Small amplitude sinusoidal disturbances superimposed on finite circular shear of a compressible, non-linearly elastic material

Abstract

Consider a hollow concentric circular cylinder of a non-linear compressible isotropic elastic material. In its reference configuration, the cylinder is bonded to a fixed support at its inner boundary and to a rigid shell at its outer boundary. The cylinder is brought to a deformed equilibrium state in which the outer shell has been rotated through a finite angle about the axis of the cylinder. Deformation consists of the rotation of the cylindrical material surfaces, producing circumferential shear, and possibly their radial expansion or contraction. The latter effect arises from volume changes induced by the normal stresses associated with shear.
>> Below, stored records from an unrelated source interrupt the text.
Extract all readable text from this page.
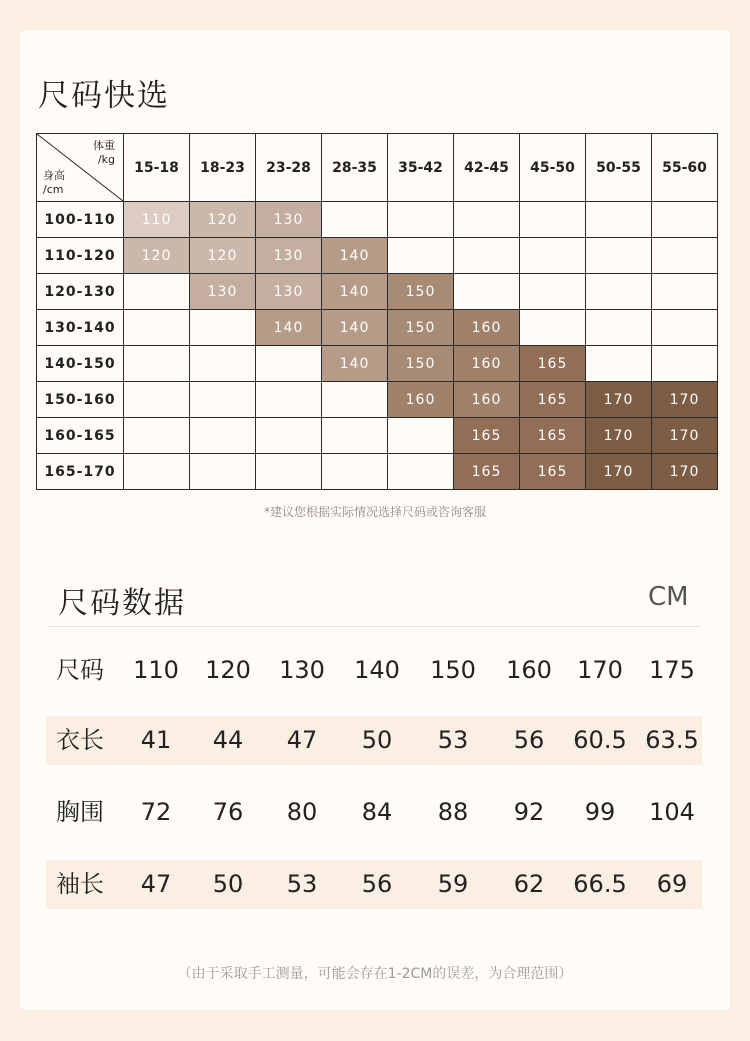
尺码快选
体重
/kg
身高
/cm	15-18	18-23	23-28	28-35	35-42	42-45	45-50	50-55	55-60
100-110	110	120	130						
110-120	120	120	130	140					
120-130		130	130	140	150				
130-140			140	140	150	160			
140-150				140	150	160	165		
150-160					160	160	165	170	170
160-165						165	165	170	170
165-170						165	165	170	170
*建议您根据实际情况选择尺码或咨询客服
尺码数据	CM
尺码	110	120	130	140	150	160	170	175
衣长	41	44	47	50	53	56	60.5 63.5
胸围	72	76	80	84	88	92	99	104
袖长	47	50	53	56	59	62	66.5	69
（由于采取手工测量，可能会存在1-2CM的误差，为合理范围）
The strain energy function of the material is assumed to be such that the deformation consists of circumferential shear, without radial displacement. In this case the normal stresses are self-equilibrating and no local volume change is induced. The outer shell is then subjected to a sinusoidal rotational disturbance, and the subsequent motion of the cylinder is studied. It is found that inertia causes the shearing motion to induce a radial motion. When the amplitude of the shell rotation is very small, the radial and shearing displacements of the cylinder vary sinusoidally with the same period as the disturbance. The depndence of this motion on the period of oscillation and the initial shell displacement is discussed.